Carstens Reconciles with Change in ‘Getting Over Vivian’ 

By Kathryn White

Jill Carstens, longtime “Letters to Miss Jill” columnist for The Denver North Star, has turned her writer’s observations to her own life in the new memoir “Getting Over Vivian.”

The book’s opening chapters describe Carstens’ life growing up with her brother Kyle on Vivian Street in Wheat Ridge. Middle class and carefree, young Carstens filled her time with art projects, appreciating the wildlife that frequented the empty fields neighboring their home and excursions into the city led by her dad to enjoy what Denver of the 1970s and ’80s had to offer.

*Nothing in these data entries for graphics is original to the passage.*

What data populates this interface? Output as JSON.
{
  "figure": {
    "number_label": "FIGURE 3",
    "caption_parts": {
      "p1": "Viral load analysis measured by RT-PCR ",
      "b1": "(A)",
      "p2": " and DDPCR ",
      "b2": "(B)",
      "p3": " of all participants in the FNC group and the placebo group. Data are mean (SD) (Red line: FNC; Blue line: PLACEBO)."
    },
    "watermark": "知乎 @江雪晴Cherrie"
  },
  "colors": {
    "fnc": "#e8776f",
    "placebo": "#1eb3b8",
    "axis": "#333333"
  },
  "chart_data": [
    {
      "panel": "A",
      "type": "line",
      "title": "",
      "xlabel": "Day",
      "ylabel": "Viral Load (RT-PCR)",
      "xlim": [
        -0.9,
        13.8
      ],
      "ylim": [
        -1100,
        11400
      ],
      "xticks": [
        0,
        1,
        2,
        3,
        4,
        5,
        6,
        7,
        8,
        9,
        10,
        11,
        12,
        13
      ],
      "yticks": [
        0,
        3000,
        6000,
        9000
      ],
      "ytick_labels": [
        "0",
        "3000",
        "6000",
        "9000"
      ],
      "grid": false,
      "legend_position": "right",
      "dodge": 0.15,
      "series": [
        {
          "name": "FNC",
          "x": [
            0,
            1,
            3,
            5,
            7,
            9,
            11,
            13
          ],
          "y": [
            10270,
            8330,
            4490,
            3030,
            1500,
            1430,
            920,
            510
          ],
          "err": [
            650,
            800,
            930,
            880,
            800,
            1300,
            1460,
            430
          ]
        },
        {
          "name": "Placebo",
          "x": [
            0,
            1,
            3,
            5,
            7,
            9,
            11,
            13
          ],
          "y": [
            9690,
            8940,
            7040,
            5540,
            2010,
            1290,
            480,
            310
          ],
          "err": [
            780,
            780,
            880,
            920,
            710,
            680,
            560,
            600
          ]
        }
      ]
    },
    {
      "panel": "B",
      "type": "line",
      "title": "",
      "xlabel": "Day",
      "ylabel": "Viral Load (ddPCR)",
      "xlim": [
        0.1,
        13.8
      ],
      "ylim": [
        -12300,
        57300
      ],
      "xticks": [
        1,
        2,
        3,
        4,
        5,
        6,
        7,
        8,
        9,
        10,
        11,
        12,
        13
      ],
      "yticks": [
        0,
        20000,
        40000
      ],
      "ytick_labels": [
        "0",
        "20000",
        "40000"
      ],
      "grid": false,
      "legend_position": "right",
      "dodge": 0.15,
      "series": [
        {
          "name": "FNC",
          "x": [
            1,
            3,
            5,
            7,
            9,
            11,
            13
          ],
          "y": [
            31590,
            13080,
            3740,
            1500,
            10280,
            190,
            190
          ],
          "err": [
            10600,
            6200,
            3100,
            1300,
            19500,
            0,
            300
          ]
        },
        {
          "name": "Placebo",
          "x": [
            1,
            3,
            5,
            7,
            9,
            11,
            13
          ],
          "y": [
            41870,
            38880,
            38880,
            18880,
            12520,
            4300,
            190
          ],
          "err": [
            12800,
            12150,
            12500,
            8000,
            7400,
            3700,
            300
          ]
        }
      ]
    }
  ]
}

The family drove West 26th Avenue from suburbia into the city so often that Carstens’ dad pointed her in its direction when she was learning to navigate Denver on her own. 

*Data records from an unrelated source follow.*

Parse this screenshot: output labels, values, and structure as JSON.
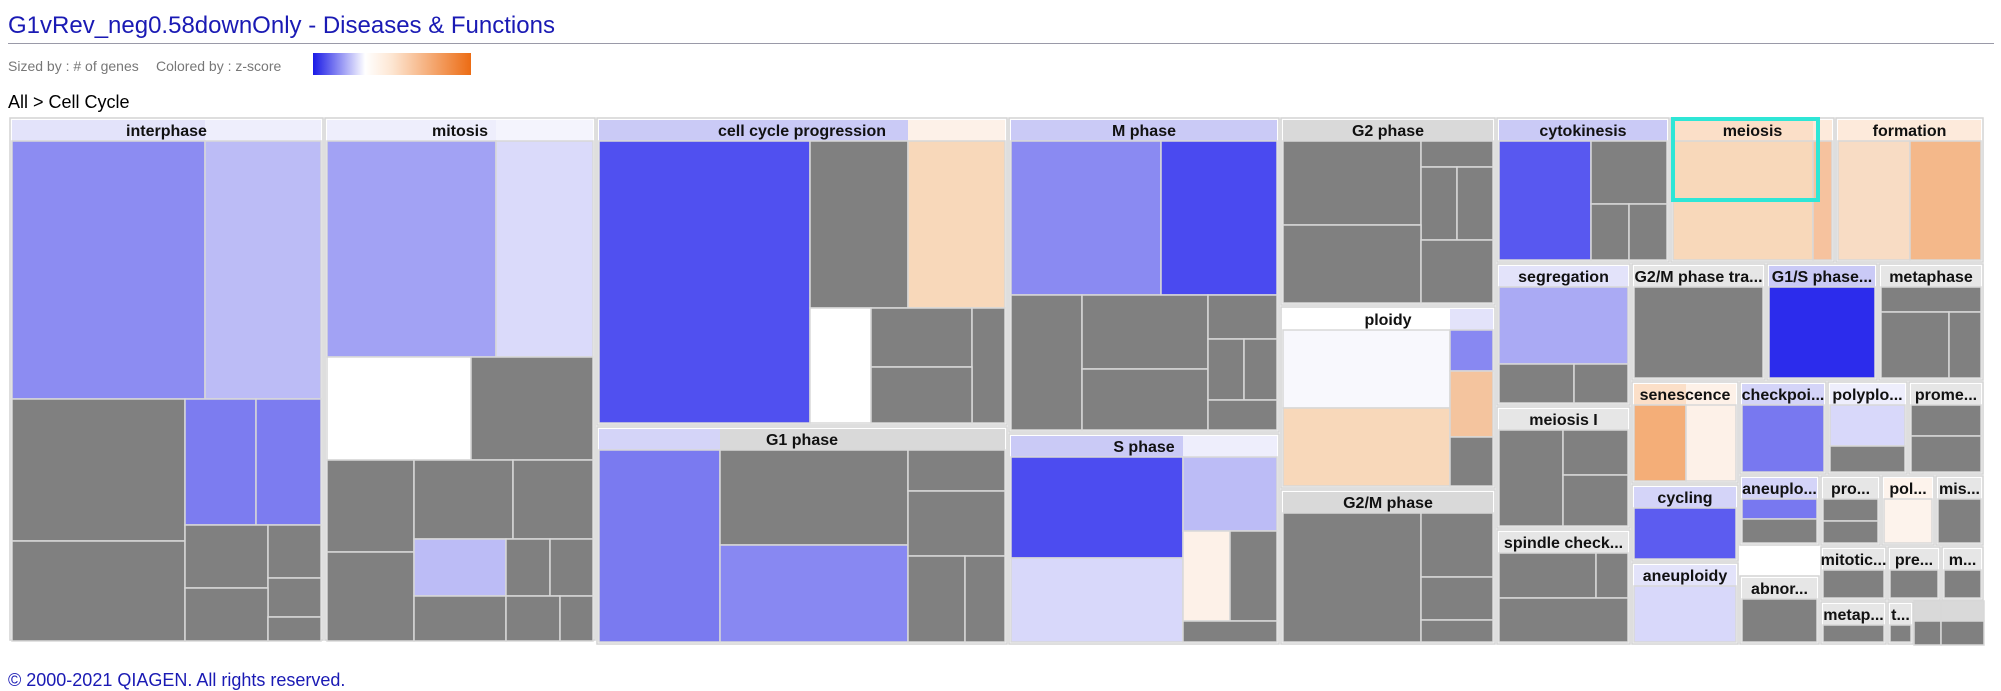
{
  "title": "G1vRev_neg0.58downOnly - Diseases & Functions",
  "legend": {
    "sized_by": "Sized by : # of genes",
    "colored_by": "Colored by : z-score",
    "scale_colors": [
      "#1a1ae6",
      "#ffffff",
      "#fde6d2",
      "#ec6c14"
    ]
  },
  "breadcrumb": "All > Cell Cycle",
  "copyright": "© 2000-2021 QIAGEN. All rights reserved.",
  "colors": {
    "no_zscore": "#808080",
    "border": "#d4d4d4",
    "selected_outline": "#2ee6d6",
    "header_gray": "#d9d9d9"
  },
  "chart_data": {
    "type": "treemap",
    "title": "",
    "sized_by": "# of genes",
    "colored_by": "z-score",
    "path": [
      "All",
      "Cell Cycle"
    ],
    "categories": [
      {
        "label": "interphase",
        "header": "#e3e3fa"
      },
      {
        "label": "mitosis",
        "header": "#eeeefc"
      },
      {
        "label": "cell cycle progression",
        "header": "#cacaf6"
      },
      {
        "label": "M phase",
        "header": "#cacaf6"
      },
      {
        "label": "G2 phase",
        "header": "#d9d9d9"
      },
      {
        "label": "cytokinesis",
        "header": "#cacaf6"
      },
      {
        "label": "meiosis",
        "header": "#fbdfc8",
        "selected": true
      },
      {
        "label": "formation",
        "header": "#fdeadb"
      },
      {
        "label": "G1 phase",
        "header": "#d9d9d9"
      },
      {
        "label": "S phase",
        "header": "#cacaf6"
      },
      {
        "label": "ploidy",
        "header": "#ffffff"
      },
      {
        "label": "segregation",
        "header": "#e3e3fa"
      },
      {
        "label": "G2/M phase tra...",
        "header": "#e6e6e6"
      },
      {
        "label": "G1/S phase...",
        "header": "#cacaf6"
      },
      {
        "label": "metaphase",
        "header": "#e6e6e6"
      },
      {
        "label": "G2/M phase",
        "header": "#d9d9d9"
      },
      {
        "label": "meiosis I",
        "header": "#e6e6e6"
      },
      {
        "label": "senescence",
        "header": "#fbdfc8"
      },
      {
        "label": "checkpoi...",
        "header": "#d4d4f8"
      },
      {
        "label": "polyplo...",
        "header": "#eeeefc"
      },
      {
        "label": "prome...",
        "header": "#e6e6e6"
      },
      {
        "label": "spindle check...",
        "header": "#e6e6e6"
      },
      {
        "label": "cycling",
        "header": "#d4d4f8"
      },
      {
        "label": "aneuplo...",
        "header": "#d4d4f8"
      },
      {
        "label": "pro...",
        "header": "#e6e6e6"
      },
      {
        "label": "pol...",
        "header": "#fdf3ec"
      },
      {
        "label": "mis...",
        "header": "#e6e6e6"
      },
      {
        "label": "aneuploidy",
        "header": "#e3e3fa"
      },
      {
        "label": "abnor...",
        "header": "#e6e6e6"
      },
      {
        "label": "mitotic...",
        "header": "#e6e6e6"
      },
      {
        "label": "pre...",
        "header": "#e6e6e6"
      },
      {
        "label": "m...",
        "header": "#e6e6e6"
      },
      {
        "label": "metap...",
        "header": "#e6e6e6"
      },
      {
        "label": "t...",
        "header": "#e6e6e6"
      }
    ]
  }
}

And it was on West 26th Avenue, when Carstens came upon the rubble that had once been the original La Loma restaurant, that readers first encounter the themes of the memoir: how loss and loss of place impact how we come of age and perhaps even who we are as a larger community.

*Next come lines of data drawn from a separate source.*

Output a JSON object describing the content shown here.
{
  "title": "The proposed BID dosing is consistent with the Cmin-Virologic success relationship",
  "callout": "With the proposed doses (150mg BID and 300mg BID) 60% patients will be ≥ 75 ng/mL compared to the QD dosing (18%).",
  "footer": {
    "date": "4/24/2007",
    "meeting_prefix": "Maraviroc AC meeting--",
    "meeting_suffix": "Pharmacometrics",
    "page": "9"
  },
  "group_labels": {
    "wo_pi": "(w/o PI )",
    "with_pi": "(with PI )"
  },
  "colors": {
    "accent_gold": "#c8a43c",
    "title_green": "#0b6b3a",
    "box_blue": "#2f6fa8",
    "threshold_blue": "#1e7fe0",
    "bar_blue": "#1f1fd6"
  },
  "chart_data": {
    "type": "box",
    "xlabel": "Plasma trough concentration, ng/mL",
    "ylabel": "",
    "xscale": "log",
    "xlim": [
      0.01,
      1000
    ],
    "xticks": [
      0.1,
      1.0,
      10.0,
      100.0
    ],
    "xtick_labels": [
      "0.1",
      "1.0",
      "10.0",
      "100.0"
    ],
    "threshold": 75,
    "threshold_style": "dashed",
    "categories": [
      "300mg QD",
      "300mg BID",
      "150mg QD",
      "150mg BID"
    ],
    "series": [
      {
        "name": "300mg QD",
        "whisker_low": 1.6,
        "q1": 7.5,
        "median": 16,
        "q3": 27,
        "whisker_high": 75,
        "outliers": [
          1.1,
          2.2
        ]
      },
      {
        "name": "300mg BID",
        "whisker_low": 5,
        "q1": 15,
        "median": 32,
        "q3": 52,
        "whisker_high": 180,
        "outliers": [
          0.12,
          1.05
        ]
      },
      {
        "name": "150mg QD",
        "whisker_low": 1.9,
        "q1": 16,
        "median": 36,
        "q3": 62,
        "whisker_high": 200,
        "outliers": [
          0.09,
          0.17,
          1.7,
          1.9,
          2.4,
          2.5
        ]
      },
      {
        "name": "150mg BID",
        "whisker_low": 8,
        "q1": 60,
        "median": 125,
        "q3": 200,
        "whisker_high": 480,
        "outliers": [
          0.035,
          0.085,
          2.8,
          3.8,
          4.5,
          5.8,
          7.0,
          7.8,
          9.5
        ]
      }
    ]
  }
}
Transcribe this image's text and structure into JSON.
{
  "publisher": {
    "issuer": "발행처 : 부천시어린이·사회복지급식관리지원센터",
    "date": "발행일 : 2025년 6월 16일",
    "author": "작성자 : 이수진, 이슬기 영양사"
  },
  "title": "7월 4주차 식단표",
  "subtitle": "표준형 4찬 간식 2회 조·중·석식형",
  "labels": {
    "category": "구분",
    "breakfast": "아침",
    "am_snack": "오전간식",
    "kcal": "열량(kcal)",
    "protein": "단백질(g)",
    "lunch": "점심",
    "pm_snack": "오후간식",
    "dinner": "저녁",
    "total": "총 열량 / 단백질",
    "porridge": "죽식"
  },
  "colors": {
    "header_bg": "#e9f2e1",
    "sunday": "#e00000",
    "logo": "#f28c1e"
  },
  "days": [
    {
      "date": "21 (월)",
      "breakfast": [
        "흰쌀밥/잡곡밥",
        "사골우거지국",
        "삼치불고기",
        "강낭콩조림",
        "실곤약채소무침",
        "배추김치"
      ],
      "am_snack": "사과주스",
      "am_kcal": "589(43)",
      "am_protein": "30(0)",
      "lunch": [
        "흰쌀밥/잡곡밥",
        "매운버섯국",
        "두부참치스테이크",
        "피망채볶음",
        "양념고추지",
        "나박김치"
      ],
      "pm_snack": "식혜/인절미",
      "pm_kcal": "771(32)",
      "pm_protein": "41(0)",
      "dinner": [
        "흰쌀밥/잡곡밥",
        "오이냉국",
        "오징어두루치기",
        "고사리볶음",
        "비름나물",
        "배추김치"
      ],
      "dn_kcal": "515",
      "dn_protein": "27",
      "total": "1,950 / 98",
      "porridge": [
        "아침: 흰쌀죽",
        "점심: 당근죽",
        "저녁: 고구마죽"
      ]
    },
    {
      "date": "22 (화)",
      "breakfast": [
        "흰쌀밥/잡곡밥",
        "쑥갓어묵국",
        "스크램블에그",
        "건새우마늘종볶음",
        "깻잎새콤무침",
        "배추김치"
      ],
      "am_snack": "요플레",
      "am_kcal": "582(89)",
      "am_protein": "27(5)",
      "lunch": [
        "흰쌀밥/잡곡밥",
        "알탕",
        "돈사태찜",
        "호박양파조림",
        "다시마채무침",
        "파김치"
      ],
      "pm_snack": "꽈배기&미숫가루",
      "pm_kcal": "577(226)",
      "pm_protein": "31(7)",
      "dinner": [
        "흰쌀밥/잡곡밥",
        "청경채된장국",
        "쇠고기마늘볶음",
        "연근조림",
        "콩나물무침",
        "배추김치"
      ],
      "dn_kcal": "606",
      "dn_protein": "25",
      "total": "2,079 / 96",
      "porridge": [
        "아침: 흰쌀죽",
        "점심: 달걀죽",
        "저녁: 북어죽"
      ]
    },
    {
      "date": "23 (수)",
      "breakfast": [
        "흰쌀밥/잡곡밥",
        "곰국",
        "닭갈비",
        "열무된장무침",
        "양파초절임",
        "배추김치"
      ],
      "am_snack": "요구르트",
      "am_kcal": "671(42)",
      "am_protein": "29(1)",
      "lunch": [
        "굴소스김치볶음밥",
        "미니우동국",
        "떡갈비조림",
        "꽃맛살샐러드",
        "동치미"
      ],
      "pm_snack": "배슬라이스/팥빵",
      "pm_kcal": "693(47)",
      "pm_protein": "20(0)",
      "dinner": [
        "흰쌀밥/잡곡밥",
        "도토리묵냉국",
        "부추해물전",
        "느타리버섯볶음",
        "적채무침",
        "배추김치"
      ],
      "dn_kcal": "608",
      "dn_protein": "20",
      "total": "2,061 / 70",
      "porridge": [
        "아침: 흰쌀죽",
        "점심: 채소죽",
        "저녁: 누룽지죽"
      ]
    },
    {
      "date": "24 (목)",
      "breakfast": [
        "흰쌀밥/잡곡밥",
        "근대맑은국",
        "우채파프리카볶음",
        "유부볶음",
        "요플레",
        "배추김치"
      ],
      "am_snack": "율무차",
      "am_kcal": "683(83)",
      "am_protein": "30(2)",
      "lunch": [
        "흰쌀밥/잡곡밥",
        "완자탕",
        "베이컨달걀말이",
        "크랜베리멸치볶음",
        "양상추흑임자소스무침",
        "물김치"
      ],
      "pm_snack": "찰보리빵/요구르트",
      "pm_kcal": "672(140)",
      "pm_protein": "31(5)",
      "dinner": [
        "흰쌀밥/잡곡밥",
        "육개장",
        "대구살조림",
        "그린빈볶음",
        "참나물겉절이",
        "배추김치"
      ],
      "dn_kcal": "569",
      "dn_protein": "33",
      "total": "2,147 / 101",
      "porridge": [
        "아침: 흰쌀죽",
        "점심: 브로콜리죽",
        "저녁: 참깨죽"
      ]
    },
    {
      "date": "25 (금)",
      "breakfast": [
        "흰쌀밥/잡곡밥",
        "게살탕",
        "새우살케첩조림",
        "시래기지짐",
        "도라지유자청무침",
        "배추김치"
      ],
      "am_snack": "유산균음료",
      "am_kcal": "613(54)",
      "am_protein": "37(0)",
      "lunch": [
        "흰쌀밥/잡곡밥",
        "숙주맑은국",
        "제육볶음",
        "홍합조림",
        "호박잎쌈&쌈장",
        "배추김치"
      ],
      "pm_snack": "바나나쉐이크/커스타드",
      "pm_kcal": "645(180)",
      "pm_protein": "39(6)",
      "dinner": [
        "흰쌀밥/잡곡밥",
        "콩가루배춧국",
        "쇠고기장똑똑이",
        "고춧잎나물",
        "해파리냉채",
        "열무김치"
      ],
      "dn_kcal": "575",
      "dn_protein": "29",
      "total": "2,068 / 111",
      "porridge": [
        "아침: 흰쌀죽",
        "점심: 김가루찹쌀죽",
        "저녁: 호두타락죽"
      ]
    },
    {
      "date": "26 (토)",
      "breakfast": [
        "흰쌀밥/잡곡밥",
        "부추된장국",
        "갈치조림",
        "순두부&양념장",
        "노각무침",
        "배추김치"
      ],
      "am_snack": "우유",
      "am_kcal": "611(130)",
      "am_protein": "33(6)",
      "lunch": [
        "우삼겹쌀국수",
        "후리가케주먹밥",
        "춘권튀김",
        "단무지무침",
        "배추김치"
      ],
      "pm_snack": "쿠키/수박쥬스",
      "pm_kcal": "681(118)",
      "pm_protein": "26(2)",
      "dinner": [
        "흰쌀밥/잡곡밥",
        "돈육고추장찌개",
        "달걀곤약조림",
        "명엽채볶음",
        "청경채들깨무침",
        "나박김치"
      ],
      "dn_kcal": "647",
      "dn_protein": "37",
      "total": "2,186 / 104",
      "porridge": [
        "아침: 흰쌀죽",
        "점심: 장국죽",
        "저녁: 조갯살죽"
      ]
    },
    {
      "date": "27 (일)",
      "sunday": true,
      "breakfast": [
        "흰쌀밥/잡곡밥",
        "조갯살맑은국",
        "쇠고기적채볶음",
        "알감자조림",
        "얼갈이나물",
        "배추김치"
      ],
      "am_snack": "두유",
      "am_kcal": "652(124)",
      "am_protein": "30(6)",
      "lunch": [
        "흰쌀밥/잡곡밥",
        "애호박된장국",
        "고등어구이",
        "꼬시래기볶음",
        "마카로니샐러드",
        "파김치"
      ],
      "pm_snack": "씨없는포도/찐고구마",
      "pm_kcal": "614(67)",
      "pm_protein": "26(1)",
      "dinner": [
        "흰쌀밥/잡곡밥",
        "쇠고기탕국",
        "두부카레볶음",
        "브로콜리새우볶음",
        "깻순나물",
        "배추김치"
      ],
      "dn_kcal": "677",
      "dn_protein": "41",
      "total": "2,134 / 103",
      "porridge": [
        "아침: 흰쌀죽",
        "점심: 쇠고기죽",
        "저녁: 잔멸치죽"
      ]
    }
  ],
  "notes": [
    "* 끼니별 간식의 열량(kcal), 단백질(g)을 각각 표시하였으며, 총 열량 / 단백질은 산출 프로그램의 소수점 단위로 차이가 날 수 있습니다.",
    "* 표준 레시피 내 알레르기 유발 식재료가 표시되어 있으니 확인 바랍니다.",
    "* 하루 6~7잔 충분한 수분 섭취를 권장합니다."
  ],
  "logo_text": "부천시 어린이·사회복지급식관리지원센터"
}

Carstens intertwines reflections on losing her family home on Vivian, and other milestone experiences in life, with the appearance and disappearance of her beloved “third places” in downtown and North Denver. 

“Getting Over Vivian” takes readers through Denver’s economic ups and downs, as Carstens experienced them, and to places that will feel familiar to readers who have lived in the area a while — El Chapultepec, Wynkoop Brewing Company, Common Grounds coffeehouse and more.

In the chapters “The Pink Desk” and “The Red Schoolhouse,” we learn how Carstens became Miss Jill, the early childhood educator who believes we “rarely master subjects, but rather we ideally question them, test them and ponder them, get to know them.”

“And with fate sprinkling its dust of destiny,” Carstens writes, “at one point Mom found a charming 1880s wooden school desk that at first glance I would not have cared for, its worn natural wood seemed plain to me. Then she worked her magic and painted it a wonderful frosty pink, just like her lipstick.”

Change became so much a part of Carstens’ experience that when, in adulthood, she found herself at a place she and her brother had known as The Pillow Factory, she “was stunned but overjoyed that one of our special childhood places was still standing and remained firmly situated on our map of family places. I felt a pang of sentimentality, if not a vehement sense of ownership for this part of Denver that reached deep into the vault of my memories.”

“Getting Over Vivian” is a story of family, love and loss set against a backdrop of familiar Front Range settings. 

And it’s a story about a changing place and the people who live, or lived, there.